Furthermore, a target 9 and a finder lens 10
are installed in the observation optical system after passing through the half mirror 3, so the reflected light from the half mirror 3 (i.e., photographing light) forms an image on the film surface 8 without being affected by them at all. Therefore, the indicators 9a and 9b are not imprinted on the photographed image, and a clear retinal photographed image can be obtained.

As described above, according to the binocular ophthalmoscope with a fundus photographing device according to the present invention, the center position of the photographed image by the photographing light, that is, the center of the optical axis, can be grasped in the observed image by the observation light, and it coincides with the observed image. It is possible to obtain a captured image. That is, it is possible to accurately grasp the photographing range within the observed image.

It should be noted that the shapes of the indicators 9a and 9b of the target 9 are not limited to the above embodiments, but can be changed as appropriate.

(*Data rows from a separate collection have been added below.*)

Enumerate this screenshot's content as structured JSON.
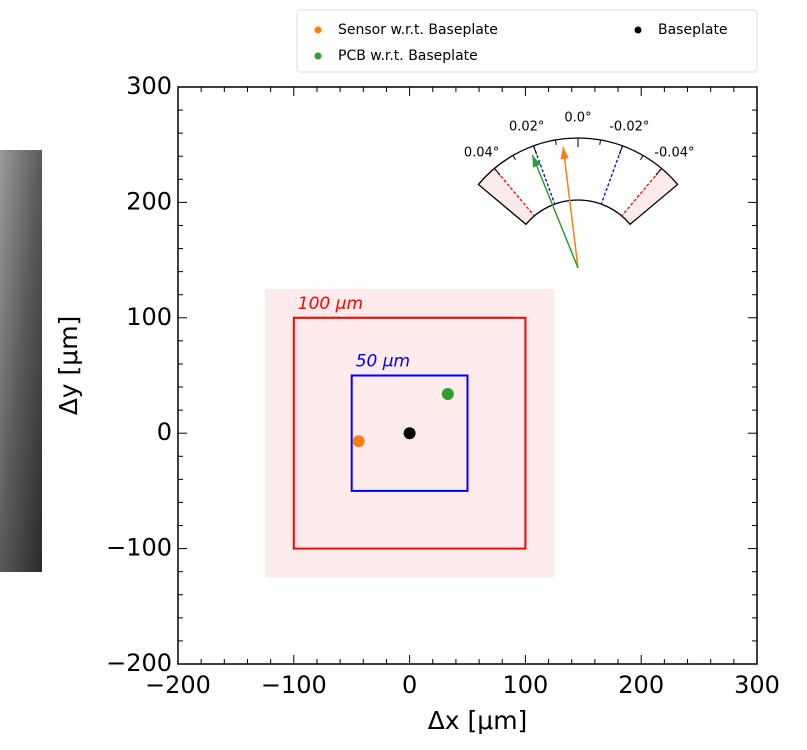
{
  "chart_data": {
    "type": "scatter",
    "xlabel": "Δx [μm]",
    "ylabel": "Δy [μm]",
    "xlim": [
      -200,
      300
    ],
    "ylim": [
      -200,
      300
    ],
    "xticks": [
      {
        "value": -200,
        "label": "−200"
      },
      {
        "value": -100,
        "label": "−100"
      },
      0,
      100,
      200,
      300
    ],
    "yticks": [
      {
        "value": -200,
        "label": "−200"
      },
      {
        "value": -100,
        "label": "−100"
      },
      0,
      100,
      200,
      300
    ],
    "minor_ticks": [
      -180,
      -160,
      -140,
      -120,
      -80,
      -60,
      -40,
      -20,
      20,
      40,
      60,
      80,
      120,
      140,
      160,
      180,
      220,
      240,
      260,
      280
    ],
    "regions": [
      {
        "label": "100 μm",
        "half": 100,
        "color": "#ff0000",
        "shade_half": 125,
        "shade": "#fdeaea"
      },
      {
        "label": "50 μm",
        "half": 50,
        "color": "#0000ff"
      }
    ],
    "series": [
      {
        "name": "Sensor w.r.t. Baseplate",
        "color": "#ff7f0e",
        "x": [
          -44
        ],
        "y": [
          -7
        ]
      },
      {
        "name": "PCB w.r.t. Baseplate",
        "color": "#2ca02c",
        "x": [
          33
        ],
        "y": [
          34
        ]
      },
      {
        "name": "Baseplate",
        "color": "#000000",
        "x": [
          0
        ],
        "y": [
          0
        ]
      }
    ],
    "gauge": {
      "lim": [
        -0.05,
        0.05
      ],
      "ticks": [
        {
          "value": 0.04,
          "label": "0.04°"
        },
        {
          "value": 0.02,
          "label": "0.02°"
        },
        {
          "value": 0.0,
          "label": "0.0°"
        },
        {
          "value": -0.02,
          "label": "-0.02°"
        },
        {
          "value": -0.04,
          "label": "-0.04°"
        }
      ],
      "minor_ticks": [
        0.03,
        0.01,
        -0.01,
        -0.03
      ],
      "limit_lines": [
        {
          "value": 0.04,
          "color": "#ff0000"
        },
        {
          "value": 0.02,
          "color": "#0000ff"
        },
        {
          "value": -0.02,
          "color": "#0000ff"
        },
        {
          "value": -0.04,
          "color": "#ff0000"
        }
      ],
      "shade": "#fdeaea",
      "arrows": [
        {
          "color": "#ff7f0e",
          "value": 0.007
        },
        {
          "color": "#2ca02c",
          "value": 0.022
        }
      ]
    }
  }
}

[Brief explanation of the drawing]

Fig. 1 is a side view of the optical system arrangement showing an embodiment of a binocular ophthalmoscope with a fundus photographing device according to the present invention, Fig. 2 is a top view thereof, and Fig. 3 is a photographic index of a target viewed from the eyepiece side. FIG. 4 is an optical path diagram of a photographic index, and FIG. 5 is a diagram showing an observation field of view. 1... Non-optometry, 1a... Retina, 2... Aspherical lens, 3... Half mirror, 5a/5b... Eyepiece, 8... Film surface, 9... Target,
9a, 9b...index (photographing index), 10...finder lens.

Claims (1)

[Scope of utility model registration request] Light is irradiated into the subject's eye, the reflected light from the retina of the irradiated light is separated into observation light and photographing light, and a retinal image is taken by the photographing light, and the retinal image is obtained by dividing the observation light into left and right parts. The object is observed by an observer with both the left and right eyes, and in the center of the optical path of the observation light after being separated into the observation light and the photographing light, there is a target with photographing indicators formed on the left and right sides indicating the photographing range and its center, and a viewfinder. A lens is installed, and through the finder lens, the left index image of the target is displayed on the left side of the visual field of the observer's right eye, and the right index image is displayed on the right side of the visual field of the observer's left eye, respectively, as a retinal image. A binocular ophthalmoscope with a fundus photographing device, characterized in that it is configured so that overlap can be recognized.